Work-Related Injuries That Don’t Occur at Work
If you worry about being injured at work or developing a work-related illness, you might feel safer knowing that you’re covered under workers’ compensation insurance if something does happen while you’re at your job.
But what about when you’re injured doing something that’s related to your job outside of your workplace? If your health insurance company decides that your injury was a work-related injury, they may not cover it. Will workers’ compensation cover you? Take a look at what you need to know about work-related injuries that don’t happen in the workplace.
When You Work From Home
These days, self-employed workers and freelancers aren’t the only people who work from home. Plenty of companies allow their employees to telecommute and work from home some or all of the time. What happens if you trip and break a bone in your own home while you’re performing work-related duties?
You may be eligible for workers’ compensation even if your injury happens in your home, but it depends on the specifics of the case. In one example, an employee who tripped over her dog on the way to get work materials out of her garage was eventually approved for workers’ compensation benefits after an initial denial.
In that case, the employee won her claim because her employer required her to store work materials in her home, so they were responsible for the injuries she sustained in the process of retrieving those materials. If she had not been required to bring materials at home or if she’d been injured while doing something non-work-related during working hours, like getting a drink from the refrigerator, her claim might not have been approved.
If you’re wondering whether you might be eligible for a work injury sustained while working at home, consider how connected the injury is to your job. For example, if your job involves a lot of typing on the computer, and you develop carpal tunnel syndrome, you will probably be eligible for workers’ compensation.
On the other hand, if your job requires you to make phone calls and you voluntarily spend time typing notes about those phone calls for your own records when it’s not required, your carpal tunnel syndrome would probably not be covered by workers’ compensation.
When You’re on the Road
You may think of your commute as part of the workday. After all, the commute eats up a significant amount of your time and costs you money. You’re usually dressed for work and thinking about work when you’re on the way to or from work. However, in most cases, the trip to or from your job is usually not considered your employer’s responsibility. If you get into an accident on your way to work, workers’ compensation won’t cover you.
However, there are some exceptions. In certain professions, workers don’t necessarily have a fixed office. For example, if you’re a traveling salesperson, much of your job depends on traveling to and from the places where you’re making your sales pitches, not traveling to and from a central office. If you’re injured on your way to make a sale, you may be covered.
Traveling for business is often covered. For example, if your company sends you to a conference and you’re injured on the way there, you can make a workers’ compensation claim.

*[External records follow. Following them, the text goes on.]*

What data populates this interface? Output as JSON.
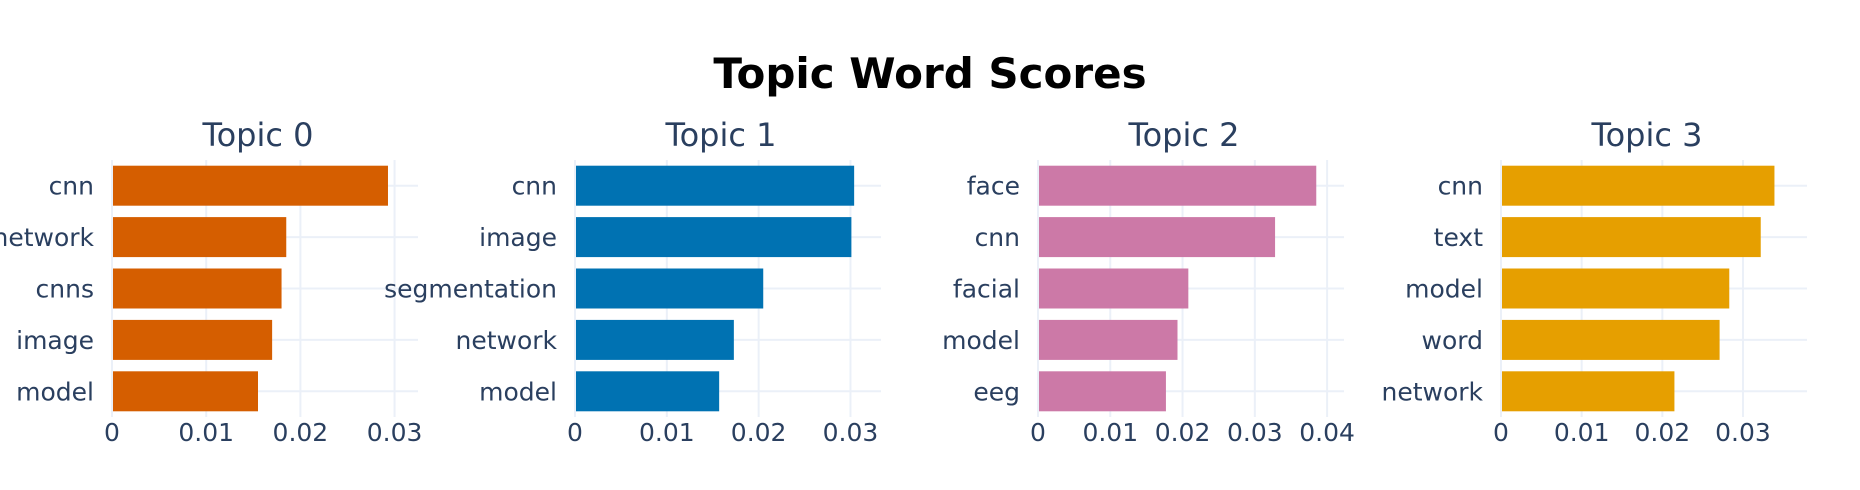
{
  "chart_data": {
    "type": "bar",
    "title": "Topic Word Scores",
    "orientation": "horizontal",
    "colors": [
      "#D55E00",
      "#0072B2",
      "#CC79A7",
      "#E69F00"
    ],
    "label_color": "#2a3f5f",
    "grid_color": "#ebf0f8",
    "grid": true,
    "panels": [
      {
        "title": "Topic 0",
        "xlim": [
          0,
          0.031
        ],
        "xticks": [
          0,
          0.01,
          0.02,
          0.03
        ],
        "xtick_labels": [
          "0",
          "0.01",
          "0.02",
          "0.03"
        ],
        "categories": [
          "cnn",
          "network",
          "cnns",
          "image",
          "model"
        ],
        "values": [
          0.0293,
          0.0185,
          0.018,
          0.017,
          0.0155
        ]
      },
      {
        "title": "Topic 1",
        "xlim": [
          0,
          0.0318
        ],
        "xticks": [
          0,
          0.01,
          0.02,
          0.03
        ],
        "xtick_labels": [
          "0",
          "0.01",
          "0.02",
          "0.03"
        ],
        "categories": [
          "cnn",
          "image",
          "segmentation",
          "network",
          "model"
        ],
        "values": [
          0.0304,
          0.0301,
          0.0205,
          0.0173,
          0.0157
        ]
      },
      {
        "title": "Topic 2",
        "xlim": [
          0,
          0.0404
        ],
        "xticks": [
          0,
          0.01,
          0.02,
          0.03,
          0.04
        ],
        "xtick_labels": [
          "0",
          "0.01",
          "0.02",
          "0.03",
          "0.04"
        ],
        "categories": [
          "face",
          "cnn",
          "facial",
          "model",
          "eeg"
        ],
        "values": [
          0.0385,
          0.0328,
          0.0208,
          0.0193,
          0.0177
        ]
      },
      {
        "title": "Topic 3",
        "xlim": [
          0,
          0.0362
        ],
        "xticks": [
          0,
          0.01,
          0.02,
          0.03
        ],
        "xtick_labels": [
          "0",
          "0.01",
          "0.02",
          "0.03"
        ],
        "categories": [
          "cnn",
          "text",
          "model",
          "word",
          "network"
        ],
        "values": [
          0.0339,
          0.0322,
          0.0283,
          0.0271,
          0.0215
        ]
      }
    ]
  }
}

If you have a job that occasionally places you on-call, so you’re required to come in only if you’re called in, you may be covered from the time that you receive the call. In that case, a commute-related injury would be covered.
You may also be covered by workers’ compensation if your only route to work takes you through a dangerous area, like a blasting zone. Finally, if you’re asked to run a work-related errand during your commute or on your personal time, like your lunch break, you might qualify for workers’ compensation.

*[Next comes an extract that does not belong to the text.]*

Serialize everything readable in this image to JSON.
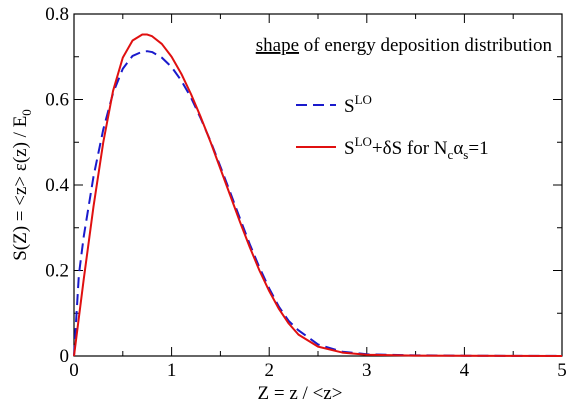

When You’re at a Work Function
Often, employees find themselves in the position of attending work-related functions that don’t involve doing actual work. Employee retreats, company picnics, and office holiday parties are all examples of these types of functions.
Whether or not you’re covered by workers’ compensation during these types of functions depends largely on the situation. You’re more likely to be covered if the function is mandatory. If the event is voluntary, your employer can argue that you didn’t have to be there and that you were on your own time.
However, sometimes a voluntary event can be covered by workers’ compensation. One exception may be if the event is arranged and paid for by the employer and benefits the employer. For example, a team-building event meant to improve employees’ ability to work productively together or a party where employees are expected to network with clients.
In these cases, a court may decide that the event is connected closely enough to work to be covered by workers’ compensation, even if it’s a voluntary function.
Work-related injuries that occur away from the workplace can be complicated, and even a claim that should be approved may be initially denied. Determine whether your situation is covered by workers’ compensation by consulting an attorney who understands the workers’ compensation laws in your area.